Vous soulevez un très bon point, à savoir que des garanties sont intégrées tout au long du processus. J'ai mentionné à Mme Mourani et à d'autres que le consentement préalable du procureur général du Canada ou des provinces et le fait que les tribunaux exercent une surveillance sont très importants et font partie intégrante de ce que nous essayons d'accomplir. Comme je leur ai dit, les différents milieux coopèrent entre eux: les organismes d'application de la loi, les tribunaux et même le monde politique s'occupent de la surveillance. Je ne crois pas que nous pouvons demander mieux.
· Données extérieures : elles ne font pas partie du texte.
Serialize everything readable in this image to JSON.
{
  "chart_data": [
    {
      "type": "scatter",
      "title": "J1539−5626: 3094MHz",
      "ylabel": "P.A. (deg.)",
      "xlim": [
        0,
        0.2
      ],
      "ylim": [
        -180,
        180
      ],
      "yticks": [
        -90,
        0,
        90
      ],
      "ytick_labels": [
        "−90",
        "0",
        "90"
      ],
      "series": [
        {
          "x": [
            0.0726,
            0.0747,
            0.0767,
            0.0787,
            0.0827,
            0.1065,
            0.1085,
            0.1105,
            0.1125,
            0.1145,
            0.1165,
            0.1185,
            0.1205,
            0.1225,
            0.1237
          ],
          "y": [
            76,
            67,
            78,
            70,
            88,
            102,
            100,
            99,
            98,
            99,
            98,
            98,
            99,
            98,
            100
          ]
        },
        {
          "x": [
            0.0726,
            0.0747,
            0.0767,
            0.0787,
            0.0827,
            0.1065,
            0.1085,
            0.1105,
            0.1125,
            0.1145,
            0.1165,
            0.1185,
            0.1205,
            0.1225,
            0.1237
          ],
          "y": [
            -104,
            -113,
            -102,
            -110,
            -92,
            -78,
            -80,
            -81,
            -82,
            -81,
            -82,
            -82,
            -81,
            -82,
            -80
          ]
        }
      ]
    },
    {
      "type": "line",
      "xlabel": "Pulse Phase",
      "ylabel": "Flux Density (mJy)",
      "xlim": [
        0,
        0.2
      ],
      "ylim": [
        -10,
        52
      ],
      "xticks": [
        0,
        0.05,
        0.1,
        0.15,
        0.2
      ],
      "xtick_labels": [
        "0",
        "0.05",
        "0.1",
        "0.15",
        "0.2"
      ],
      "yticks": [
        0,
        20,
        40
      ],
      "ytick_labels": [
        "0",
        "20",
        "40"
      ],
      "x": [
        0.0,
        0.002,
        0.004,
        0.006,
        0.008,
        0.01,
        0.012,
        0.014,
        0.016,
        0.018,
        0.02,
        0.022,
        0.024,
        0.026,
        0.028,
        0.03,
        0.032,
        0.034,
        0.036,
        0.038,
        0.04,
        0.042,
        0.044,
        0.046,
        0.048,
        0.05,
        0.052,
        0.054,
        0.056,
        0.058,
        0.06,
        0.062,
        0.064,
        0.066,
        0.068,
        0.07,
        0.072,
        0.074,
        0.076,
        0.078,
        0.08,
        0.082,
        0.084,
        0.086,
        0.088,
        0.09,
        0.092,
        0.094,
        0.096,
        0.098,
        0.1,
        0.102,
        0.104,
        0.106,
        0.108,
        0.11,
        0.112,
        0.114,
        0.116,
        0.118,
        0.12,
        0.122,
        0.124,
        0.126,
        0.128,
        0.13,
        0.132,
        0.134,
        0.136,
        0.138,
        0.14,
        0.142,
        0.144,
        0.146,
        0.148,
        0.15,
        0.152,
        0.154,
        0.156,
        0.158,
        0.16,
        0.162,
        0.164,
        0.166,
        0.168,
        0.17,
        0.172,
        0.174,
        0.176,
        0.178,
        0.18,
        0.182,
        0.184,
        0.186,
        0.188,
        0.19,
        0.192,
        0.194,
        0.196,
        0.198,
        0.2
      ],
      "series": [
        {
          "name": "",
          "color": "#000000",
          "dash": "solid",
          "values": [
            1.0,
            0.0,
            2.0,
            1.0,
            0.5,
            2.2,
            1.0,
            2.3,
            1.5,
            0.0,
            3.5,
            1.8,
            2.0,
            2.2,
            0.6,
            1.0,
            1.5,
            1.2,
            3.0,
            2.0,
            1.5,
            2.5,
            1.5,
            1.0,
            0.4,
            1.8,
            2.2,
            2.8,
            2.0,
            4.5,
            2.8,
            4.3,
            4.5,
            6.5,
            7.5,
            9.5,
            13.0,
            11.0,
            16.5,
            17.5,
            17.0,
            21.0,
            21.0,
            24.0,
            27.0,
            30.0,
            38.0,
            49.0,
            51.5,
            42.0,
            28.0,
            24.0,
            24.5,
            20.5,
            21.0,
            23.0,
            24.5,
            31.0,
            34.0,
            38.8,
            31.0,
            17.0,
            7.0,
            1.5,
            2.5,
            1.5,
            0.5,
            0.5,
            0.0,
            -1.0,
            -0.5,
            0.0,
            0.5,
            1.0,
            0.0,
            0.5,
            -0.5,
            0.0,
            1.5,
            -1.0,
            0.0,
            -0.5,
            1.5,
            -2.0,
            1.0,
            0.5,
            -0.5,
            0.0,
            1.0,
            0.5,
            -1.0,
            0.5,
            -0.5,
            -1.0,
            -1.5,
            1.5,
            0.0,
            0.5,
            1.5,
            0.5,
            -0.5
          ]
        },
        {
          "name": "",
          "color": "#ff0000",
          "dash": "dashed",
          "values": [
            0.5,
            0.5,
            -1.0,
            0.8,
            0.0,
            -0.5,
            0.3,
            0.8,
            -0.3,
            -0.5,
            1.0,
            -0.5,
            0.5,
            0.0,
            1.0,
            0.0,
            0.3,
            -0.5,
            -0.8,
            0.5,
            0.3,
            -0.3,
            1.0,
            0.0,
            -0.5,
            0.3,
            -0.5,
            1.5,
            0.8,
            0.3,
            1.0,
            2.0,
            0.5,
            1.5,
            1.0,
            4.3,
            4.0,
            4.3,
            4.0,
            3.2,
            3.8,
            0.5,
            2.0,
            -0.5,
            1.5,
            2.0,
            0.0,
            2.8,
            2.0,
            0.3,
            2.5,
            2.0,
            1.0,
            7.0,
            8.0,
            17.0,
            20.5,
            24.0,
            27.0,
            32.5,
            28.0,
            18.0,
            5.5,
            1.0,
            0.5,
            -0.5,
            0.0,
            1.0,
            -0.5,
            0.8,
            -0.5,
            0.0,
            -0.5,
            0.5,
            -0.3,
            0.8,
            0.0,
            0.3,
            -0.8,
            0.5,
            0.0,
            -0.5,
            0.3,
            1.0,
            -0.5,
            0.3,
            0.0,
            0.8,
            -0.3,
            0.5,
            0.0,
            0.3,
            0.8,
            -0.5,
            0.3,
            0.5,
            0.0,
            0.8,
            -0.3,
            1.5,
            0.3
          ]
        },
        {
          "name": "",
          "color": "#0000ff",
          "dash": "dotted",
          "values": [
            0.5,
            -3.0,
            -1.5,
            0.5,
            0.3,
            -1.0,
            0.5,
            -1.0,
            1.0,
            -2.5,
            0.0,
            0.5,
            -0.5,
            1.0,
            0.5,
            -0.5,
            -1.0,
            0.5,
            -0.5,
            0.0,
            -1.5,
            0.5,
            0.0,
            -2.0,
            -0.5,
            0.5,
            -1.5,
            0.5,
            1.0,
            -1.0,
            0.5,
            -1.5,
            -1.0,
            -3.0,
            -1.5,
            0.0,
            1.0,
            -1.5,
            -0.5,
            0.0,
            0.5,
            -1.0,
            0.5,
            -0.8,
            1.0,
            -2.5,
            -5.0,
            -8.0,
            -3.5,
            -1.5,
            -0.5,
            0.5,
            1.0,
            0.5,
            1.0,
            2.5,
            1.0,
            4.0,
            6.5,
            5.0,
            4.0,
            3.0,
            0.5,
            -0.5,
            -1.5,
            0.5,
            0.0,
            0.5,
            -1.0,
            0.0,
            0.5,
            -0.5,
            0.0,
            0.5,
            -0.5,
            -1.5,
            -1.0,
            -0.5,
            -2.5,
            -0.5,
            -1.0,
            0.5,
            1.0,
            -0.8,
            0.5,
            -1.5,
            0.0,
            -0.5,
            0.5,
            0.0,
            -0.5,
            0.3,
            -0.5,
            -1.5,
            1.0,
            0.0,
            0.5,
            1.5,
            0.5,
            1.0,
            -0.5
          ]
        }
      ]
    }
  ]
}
Quand vous étudierez le projet de loi, je vous demanderais d'examiner ce que les autres — j'ai parlé des grandes démocraties... Je suis conscient que le Bloc a été assez critique des moyens pris par les Américains, mais vous pouvez regarder ailleurs qu'aux États-Unis. Penchez-vous sur ce que le Royaume-Uni a fait.
Je crois que le Royaume-Uni a un régime beaucoup plus sévère en place. Encore une fois, lorsque nous examinons notre droit pénal, une grande partie est fondée sur le modèle britannique, mais si vous jetez un coup d'oeil sur la manière dont la Grande-Bretagne traite de la question, les Britanniques ont une bonne longueur d'avance sur nous, et je ne vous parle même pas de ce qui se déroule dans le vieux continent.
En ce qui concerne la position du Canada, selon moi, vous verrez en comparant le Canada que... Même ceux qui n'aiment pas les États-Unis ou la manière dont ils agissent — je ne tiens pas à en parler... Je ne lancerai pas le débat; je vous dis seulement d'examiner les autres grandes démocraties dans le monde, et je crois que vous serez assez impressionnés. Vous direz que c'est vrai que le Canada adopte une approche très équilibrée et très raisonnable pour faire face à un problème qui nous concerne tous, et j'ai nommé le terrorisme.
Les pays qui sont victimes d'actes terroristes, qui sont visés par les groupes terroristes... Je crois que vous devriez étudier ce que ces pays font, et je suis assez certain que tous les députés en viendront à la conclusion que, conformément à leur précédente recommandation d'aller de l'avant avec ces mesures, ces dispositions forment une approche raisonnable et équilibrée.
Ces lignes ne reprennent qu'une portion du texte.